Some seem to think the reason people suffer and sometimes die waiting for healthcare in Canada is because the system is overused. That’s only part of the story. People languish and die on wait lists because government rations—or limits—the amount of healthcare it supplies.
The government rations heath-care supply because healthcare costs money—the less it provides, the less tax it has to collect to spend on it. When government is the monopoly provider, and single payer, of what people believe is a “free” service, government must find the balance between providing enough healthcare to barely satisfy the majority, while avoiding having to raise taxes.
One way to bring more money into the system without raising taxes is to open it up to foreign citizens willing to pay cash.
According to a 2009 report by Deloitte, in 2007, an estimated 750,000 U.S. patients traveled overseas for health-care services. Deloitte estimates that number will grow by 35 percent each year and reach 1.6 million by 2012. In the U.S., employers and insurers are pushing health tourism as a cost-savings measure, and U.S. states are looking to pass legislation to create incentives for insurers to offer health-tourism options in their plans. Those are a lot of dollars that could be flowing into Canada rather than to other countries.
But wait, don’t we have a doctor shortage? Won’t this mean the limited number of surgeons in B.C. will leave the public system, start doing more private surgeries and leave British Columbians on longer wait lists?
Not at all.
In fact, more demand could mean the opposite—more surgeons performing more surgeries. Supply is rationed by government in a number of ways. For example, operating-room time is restricted—the government isn’t allowing surgeons to work. According to Dr. Brian Day, former president of the Canadian Medical Association, “Fifty per cent of our newly trained orthopedic surgeons and 50 per cent of newly trained neurosurgeons are leaving within five years of graduating because there isn’t enough work here.” It’s not that doctors couldn’t provide the service; it’s that government doesn’t let them.

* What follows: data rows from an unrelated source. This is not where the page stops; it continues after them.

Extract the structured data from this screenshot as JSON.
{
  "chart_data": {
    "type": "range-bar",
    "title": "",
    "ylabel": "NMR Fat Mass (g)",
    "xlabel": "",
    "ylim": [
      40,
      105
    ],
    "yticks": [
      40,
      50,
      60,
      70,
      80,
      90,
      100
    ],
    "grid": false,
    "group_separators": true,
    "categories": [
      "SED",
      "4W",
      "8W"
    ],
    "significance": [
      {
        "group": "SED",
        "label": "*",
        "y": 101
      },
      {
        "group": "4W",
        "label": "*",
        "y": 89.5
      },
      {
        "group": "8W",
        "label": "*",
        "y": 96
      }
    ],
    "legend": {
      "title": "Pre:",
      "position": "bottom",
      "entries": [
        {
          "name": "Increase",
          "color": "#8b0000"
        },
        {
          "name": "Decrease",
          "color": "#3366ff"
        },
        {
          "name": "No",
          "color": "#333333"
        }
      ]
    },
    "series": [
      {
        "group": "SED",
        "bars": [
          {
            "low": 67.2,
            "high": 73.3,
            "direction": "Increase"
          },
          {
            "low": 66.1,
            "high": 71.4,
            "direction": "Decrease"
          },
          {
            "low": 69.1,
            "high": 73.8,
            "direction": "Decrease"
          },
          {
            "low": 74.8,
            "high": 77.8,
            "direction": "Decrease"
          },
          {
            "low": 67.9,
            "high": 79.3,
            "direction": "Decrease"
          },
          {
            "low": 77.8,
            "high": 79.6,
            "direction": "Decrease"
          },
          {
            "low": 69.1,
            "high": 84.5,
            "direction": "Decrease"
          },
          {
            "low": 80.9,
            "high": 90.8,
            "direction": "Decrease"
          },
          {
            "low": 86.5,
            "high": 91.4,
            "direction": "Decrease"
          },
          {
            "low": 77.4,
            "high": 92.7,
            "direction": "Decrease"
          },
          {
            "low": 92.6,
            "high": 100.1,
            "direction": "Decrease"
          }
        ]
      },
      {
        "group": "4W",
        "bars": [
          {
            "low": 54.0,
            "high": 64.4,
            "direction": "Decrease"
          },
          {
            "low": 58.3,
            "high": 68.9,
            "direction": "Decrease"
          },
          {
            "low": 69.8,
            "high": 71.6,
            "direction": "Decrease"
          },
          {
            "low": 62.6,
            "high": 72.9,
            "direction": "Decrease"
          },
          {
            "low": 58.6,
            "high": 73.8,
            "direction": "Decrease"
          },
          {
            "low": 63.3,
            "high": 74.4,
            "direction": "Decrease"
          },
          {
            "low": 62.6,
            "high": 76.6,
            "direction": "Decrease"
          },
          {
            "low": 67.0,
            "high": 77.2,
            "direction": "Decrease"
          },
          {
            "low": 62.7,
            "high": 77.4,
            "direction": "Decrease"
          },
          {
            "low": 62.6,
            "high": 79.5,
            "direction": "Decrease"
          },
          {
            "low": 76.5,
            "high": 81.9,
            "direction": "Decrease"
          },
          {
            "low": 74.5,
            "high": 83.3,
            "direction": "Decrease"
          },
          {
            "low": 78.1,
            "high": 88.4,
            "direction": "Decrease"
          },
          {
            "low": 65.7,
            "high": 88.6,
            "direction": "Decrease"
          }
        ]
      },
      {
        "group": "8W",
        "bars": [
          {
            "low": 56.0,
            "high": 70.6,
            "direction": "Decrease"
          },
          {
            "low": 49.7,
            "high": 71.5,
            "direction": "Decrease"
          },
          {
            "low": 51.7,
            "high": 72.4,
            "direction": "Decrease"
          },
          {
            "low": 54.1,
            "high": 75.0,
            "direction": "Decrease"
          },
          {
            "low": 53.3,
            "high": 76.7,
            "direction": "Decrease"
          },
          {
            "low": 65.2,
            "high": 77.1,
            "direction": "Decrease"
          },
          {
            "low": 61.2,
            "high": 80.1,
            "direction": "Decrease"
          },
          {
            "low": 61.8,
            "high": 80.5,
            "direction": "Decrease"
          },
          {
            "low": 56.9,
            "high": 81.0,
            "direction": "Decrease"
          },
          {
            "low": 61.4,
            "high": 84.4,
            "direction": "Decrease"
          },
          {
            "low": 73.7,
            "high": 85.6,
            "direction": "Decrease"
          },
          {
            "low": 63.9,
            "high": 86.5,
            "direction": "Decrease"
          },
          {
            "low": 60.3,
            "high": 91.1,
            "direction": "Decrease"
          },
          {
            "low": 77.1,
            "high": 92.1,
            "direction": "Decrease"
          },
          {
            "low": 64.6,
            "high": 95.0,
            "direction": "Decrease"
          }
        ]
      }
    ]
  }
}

Minister Falcon has a problem. If he were to openly explain that health-care rationing is the reason for long wait lists, he would expose what is wrong with B.C.’s health-care scheme. But, if he allows foreigners to purchase healthcare in B.C., British Columbians will soon demand the same right. When they do, the existing capacity will be used and increase the supply of health-care services. If operating-room time opens up to paying patients, some will leave the public wait lists and shorten the wait for others.
As long as people languish and sometimes die on wait lists, allowing access for foreigners remains politically unacceptable. This is a shortsighted miss of a great opportunity. The current dysfunctional economic model of health-care funding and delivery must be revised not only to allow the emergence of an international health-care industry, but to increase access for all British Columbians. Access to a wait list is not access to health care.
Maureen Bader is the B.C. director of the Canadian Taxpayers Federation.